Judiciales
Confirmaron condena al médico Rodríguez Lastra
El Tribunal de Impugnación ratificó la sentencia condenatoria a un año y dos meses de prisión en suspenso para el médico cipoleño.

El Tribunal de Impugnación (TI) dispuso, por mayoría, rechazar la impugnación presentada por el médico Leandro Javier Rodríguez Lastra, y en consecuencia ratificó la sentencia condenatoria a un año y dos meses de prisión en suspenso por incumplimiento de deberes de funcionario público y la inhabilitación para ejercer cargos en el sector público por el doble de ese lapso.
También hizo lugar a uno de los planteos de la Fiscalía respecto a que se trató de un caso de violencia obstétrica, que había sido desestimada por el fallo de primera instancia. De esta manera, y solo para este punto, habrá una audiencia de cesura para imponer pautas al condenado.
Voto absolutorio
El primer voto correspondió al juez Carlos Mussi y explicó su postura a favor de la revocatoria del fallo condenatorio. El punto central de su argumentación es la infección que tendría la paciente al momento de tomar contacto con Rodríguez Lastra.
El juez sostuvo que en la “Guía para la Atención integral de mujeres que cursan un aborto” del Ministerio de Salud dice que es deber médico “en caso de considerar la existencia de una infección es conveniente tomar muestras para realizar un cultivo bacteriológico, pero si no se cuenta con esta posibilidad iniciar el tratamiento antibiótico de inmediato, antes de realizar la evacuación. Toda lesión de la vagina o del cuello uterino es indicio de la presencia o la posibilidad de una infección, en cuyo caso es necesario administrar antibióticos”.

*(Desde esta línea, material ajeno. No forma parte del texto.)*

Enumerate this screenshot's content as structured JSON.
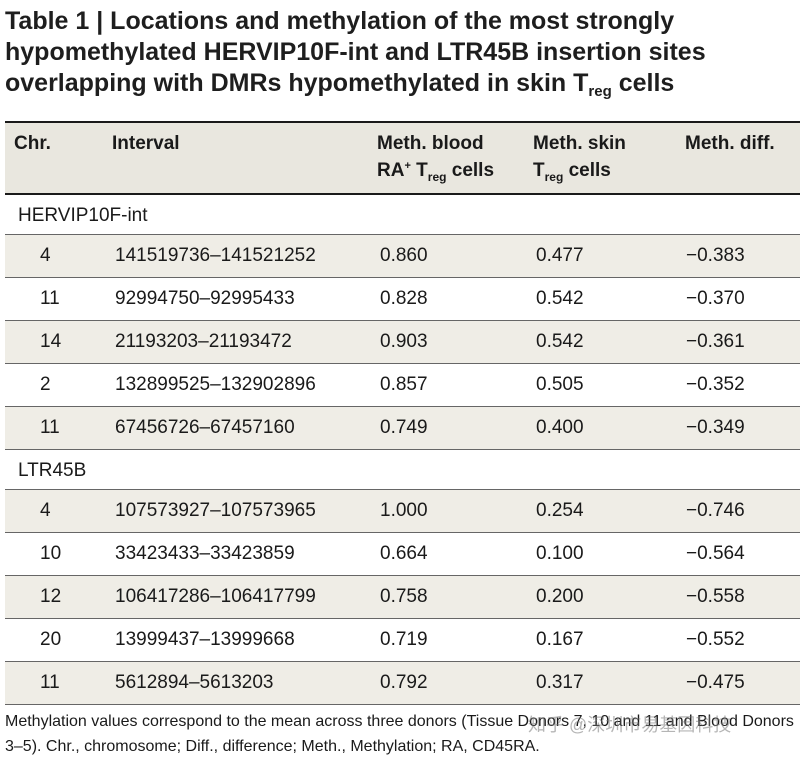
{
  "title": {
    "main": "Table 1 | Locations and methylation of the most strongly hypomethylated HERVIP10F-int and LTR45B insertion sites overlapping with DMRs hypomethylated in skin T",
    "sub": "reg",
    "end": " cells"
  },
  "headers": {
    "chr": "Chr.",
    "interval": "Interval",
    "blood_line1": "Meth. blood",
    "blood_ra": "RA",
    "blood_plus": "+",
    "blood_t": " T",
    "blood_sub": "reg",
    "blood_end": " cells",
    "skin_line1": "Meth. skin",
    "skin_t": "T",
    "skin_sub": "reg",
    "skin_end": " cells",
    "diff": "Meth. diff."
  },
  "groups": [
    {
      "name": "HERVIP10F-int",
      "rows": [
        {
          "chr": "4",
          "interval": "141519736–141521252",
          "blood": "0.860",
          "skin": "0.477",
          "diff": "−0.383"
        },
        {
          "chr": "11",
          "interval": "92994750–92995433",
          "blood": "0.828",
          "skin": "0.542",
          "diff": "−0.370"
        },
        {
          "chr": "14",
          "interval": "21193203–21193472",
          "blood": "0.903",
          "skin": "0.542",
          "diff": "−0.361"
        },
        {
          "chr": "2",
          "interval": "132899525–132902896",
          "blood": "0.857",
          "skin": "0.505",
          "diff": "−0.352"
        },
        {
          "chr": "11",
          "interval": "67456726–67457160",
          "blood": "0.749",
          "skin": "0.400",
          "diff": "−0.349"
        }
      ]
    },
    {
      "name": "LTR45B",
      "rows": [
        {
          "chr": "4",
          "interval": "107573927–107573965",
          "blood": "1.000",
          "skin": "0.254",
          "diff": "−0.746"
        },
        {
          "chr": "10",
          "interval": "33423433–33423859",
          "blood": "0.664",
          "skin": "0.100",
          "diff": "−0.564"
        },
        {
          "chr": "12",
          "interval": "106417286–106417799",
          "blood": "0.758",
          "skin": "0.200",
          "diff": "−0.558"
        },
        {
          "chr": "20",
          "interval": "13999437–13999668",
          "blood": "0.719",
          "skin": "0.167",
          "diff": "−0.552"
        },
        {
          "chr": "11",
          "interval": "5612894–5613203",
          "blood": "0.792",
          "skin": "0.317",
          "diff": "−0.475"
        }
      ]
    }
  ],
  "footnote": "Methylation values correspond to the mean across three donors (Tissue Donors 7, 10 and 11 and Blood Donors 3–5). Chr., chromosome; Diff., difference; Meth., Methylation; RA, CD45RA.",
  "watermark": "知乎 @深圳市易基因科技"
}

De esta manera, para el juez, “teniendo el marco de actuación del médico exigido por los protocolos aplicables, no tengo dudas de que en el caso en concreto, ante los valores clínicos enunciados existía al menos la fundada sospecha de que estaba ante un cuadro infeccioso. Y si existe la fundada sospecha, el médico debe actuar, para estabilizar a la paciente, para brindar un tratamiento adecuado que evite que la condición progrese y empeore la salud de la paciente”.
“El protocolo es elocuente en un sentido, primero requiere la estabilización de la paciente y suministrarle antibióticos, cuestión que Rodríguez Lastra hizo, puesto que le suministró antibióticos y requirió los laboratorios correspondientes, los cuales estuvieron el día 3 de abril”, aseveró.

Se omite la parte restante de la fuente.